Amerika

Furthest Right

How To Organize: Make Lists

Before there was Google, there was Judy Scheltema. This lady discovered the growing scene of dial-up bulletin boards in Texas back in the early days, and made a decision which would have a massive impact on the world. She started keeping track of the phone numbers of these bulletin boards and publishing a list of them.

“A list? That’s it?” you might ask, but if you recall, this was a time where information outside the mainstream was scarce, sort of like it is now with the Right and realists being effectively no-platformed by major corporations. Her lists came out every few weeks and gave people something to pore over and explore.

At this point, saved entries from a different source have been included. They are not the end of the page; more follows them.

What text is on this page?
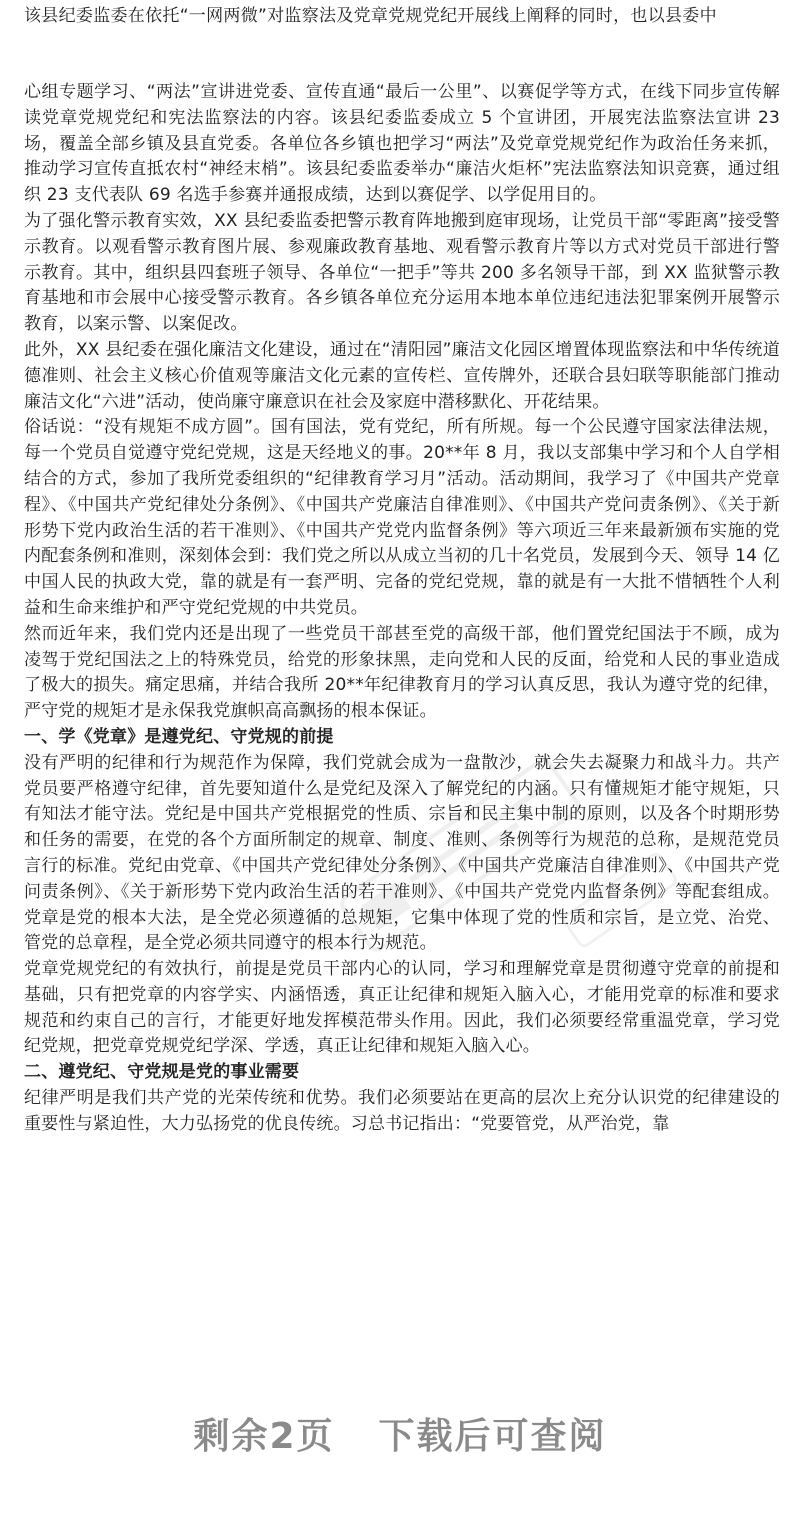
该县纪委监委在依托“一网两微”对监察法及党章党规党纪开展线上阐释的同时，也以县委中

心组专题学习、“两法”宣讲进党委、宣传直通“最后一公里”、以赛促学等方式，在线下同步宣传解读党章党规党纪和宪法监察法的内容。该县纪委监委成立 5 个宣讲团，开展宪法监察法宣讲 23 场，覆盖全部乡镇及县直党委。各单位各乡镇也把学习“两法”及党章党规党纪作为政治任务来抓，推动学习宣传直抵农村“神经末梢”。该县纪委监委举办“廉洁火炬杯”宪法监察法知识竞赛，通过组织 23 支代表队 69 名选手参赛并通报成绩，达到以赛促学、以学促用目的。

为了强化警示教育实效，XX 县纪委监委把警示教育阵地搬到庭审现场，让党员干部“零距离”接受警示教育。以观看警示教育图片展、参观廉政教育基地、观看警示教育片等以方式对党员干部进行警示教育。其中，组织县四套班子领导、各单位“一把手”等共 200 多名领导干部，到 XX 监狱警示教育基地和市会展中心接受警示教育。各乡镇各单位充分运用本地本单位违纪违法犯罪案例开展警示教育，以案示警、以案促改。

此外，XX 县纪委在强化廉洁文化建设，通过在“清阳园”廉洁文化园区增置体现监察法和中华传统道德准则、社会主义核心价值观等廉洁文化元素的宣传栏、宣传牌外，还联合县妇联等职能部门推动廉洁文化“六进”活动，使尚廉守廉意识在社会及家庭中潜移默化、开花结果。

俗话说：“没有规矩不成方圆”。国有国法，党有党纪，所有所规。每一个公民遵守国家法律法规，每一个党员自觉遵守党纪党规，这是天经地义的事。20**年 8 月，我以支部集中学习和个人自学相结合的方式，参加了我所党委组织的“纪律教育学习月”活动。活动期间，我学习了《中国共产党章程》、《中国共产党纪律处分条例》、《中国共产党廉洁自律准则》、《中国共产党问责条例》、《关于新形势下党内政治生活的若干准则》、《中国共产党党内监督条例》等六项近三年来最新颁布实施的党内配套条例和准则，深刻体会到：我们党之所以从成立当初的几十名党员，发展到今天、领导 14 亿中国人民的执政大党，靠的就是有一套严明、完备的党纪党规，靠的就是有一大批不惜牺牲个人利益和生命来维护和严守党纪党规的中共党员。

然而近年来，我们党内还是出现了一些党员干部甚至党的高级干部，他们置党纪国法于不顾，成为凌驾于党纪国法之上的特殊党员，给党的形象抹黑，走向党和人民的反面，给党和人民的事业造成了极大的损失。痛定思痛，并结合我所 20**年纪律教育月的学习认真反思，我认为遵守党的纪律，严守党的规矩才是永保我党旗帜高高飘扬的根本保证。

一、学《党章》是遵党纪、守党规的前提

没有严明的纪律和行为规范作为保障，我们党就会成为一盘散沙，就会失去凝聚力和战斗力。共产党员要严格遵守纪律，首先要知道什么是党纪及深入了解党纪的内涵。只有懂规矩才能守规矩，只有知法才能守法。党纪是中国共产党根据党的性质、宗旨和民主集中制的原则，以及各个时期形势和任务的需要，在党的各个方面所制定的规章、制度、准则、条例等行为规范的总称，是规范党员言行的标准。党纪由党章、《中国共产党纪律处分条例》、《中国共产党廉洁自律准则》、《中国共产党问责条例》、《关于新形势下党内政治生活的若干准则》、《中国共产党党内监督条例》等配套组成。党章是党的根本大法，是全党必须遵循的总规矩，它集中体现了党的性质和宗旨，是立党、治党、管党的总章程，是全党必须共同遵守的根本行为规范。

党章党规党纪的有效执行，前提是党员干部内心的认同，学习和理解党章是贯彻遵守党章的前提和基础，只有把党章的内容学实、内涵悟透，真正让纪律和规矩入脑入心，才能用党章的标准和要求规范和约束自己的言行，才能更好地发挥模范带头作用。因此，我们必须要经常重温党章，学习党纪党规，把党章党规党纪学深、学透，真正让纪律和规矩入脑入心。

二、遵党纪、守党规是党的事业需要

纪律严明是我们共产党的光荣传统和优势。我们必须要站在更高的层次上充分认识党的纪律建设的重要性与紧迫性，大力弘扬党的优良传统。习总书记指出：“党要管党，从严治党，靠

剩余2页 下载后可查阅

They also gave a huge boost to new bulletin boards. Having your number on that list meant fifty callers a day, and many of them would stick. The phone company hated bulletin boards and did everything it could to quash them. Media and most ordinary citizens viewed bulletin boards as dangerous hideouts for hackers.

Having a single source of reliable information helped however. Now instead of multiple steps to get involved, people only had to go to one place and explore from there. Through her efforts, Judy Scheltema helped build a thriving community because her lists implemented cohesion and order:

Judy Scheltema (God bless her) has published an oft updated list of the many Houston BBSs that wanted to be
listed for several years. It is one of the reasons why the Hoston BBS community has become so big – it’s so easy to get involved.

Instead of being a small, disorganized group the bulletin board system (BBS) community became a thriving one and more people wanted to participate. Like an opposite of a death spiral, this created a life spiral: the more people saw others participating, the more they wanted to be involved, and this got even more people involved.

Having a single step they needed to take, through a single resource, made this feasible because it reduced the uncertainty and research time required. Instead of this vast nebulous field of information, there was a starting point and a process.

That took the focus away from the technical barriers and directed it instead toward social possibilities. Bulletin boards, like a local political activist group, are ultimately communities; people go there to interact with other people in a way that they cannot anywhere else.

If you want to have people work with you, set up a process by which they can easily join the club or at least see what they are getting into and more of them will make the move from thinking-about-it to active:

In typical Texas fashion this list is big, comprised of 448 systems central to the Houston area’s 713 area code, (approximately one bulletin board for every 8,000 people)…Judy Scheltema, the original list keeper, moved on to greener pastures and left the list duties to Ron Crowther, sysop of the now defunct Houston In Line.

…The list is free to everybody, callers don’t even have to open an account on the Atomic Cafe to download it; by using “BBS” for their first name, and “list” for their last name, callers will be quickly routed through several screens and prompted to download the list. Thanks to Dwight Silverman, the computer columnist for the Houston Chronicle, the list is available in some 15 different dialing directory fonnats.

Judy Scheltema realized that a fledgling movement could be orderly and welcoming and it would grow; we see time and again that if this is not done, movements tend to become insular and preening, at which point the hipsters take over. Anyone trying to achieve something in this world could learn from what Scheltema achieved.

Unfortunately, it seems likely that Judy has left us, although it is hard to track her exact progress through life. At some point, she fought the Bell phone companies through a group called COSUARD, got married, and moved somewhere else.

We remember her legacy because she provided an example for how to organize people in the digital age. There is no longer a single mode of communication like a newspaper, so they need something they can pass around through any means, like a list. This list needs to become the linchpin of its community.

In the decades after the BBS has ceased to become the primary means of digital communication available to the end user, the lesson remains just as powerful. Those of us organizing today need to stop focusing exclusively on our own projects, and look instead toward creating entry-points to the community for qualified newcomers.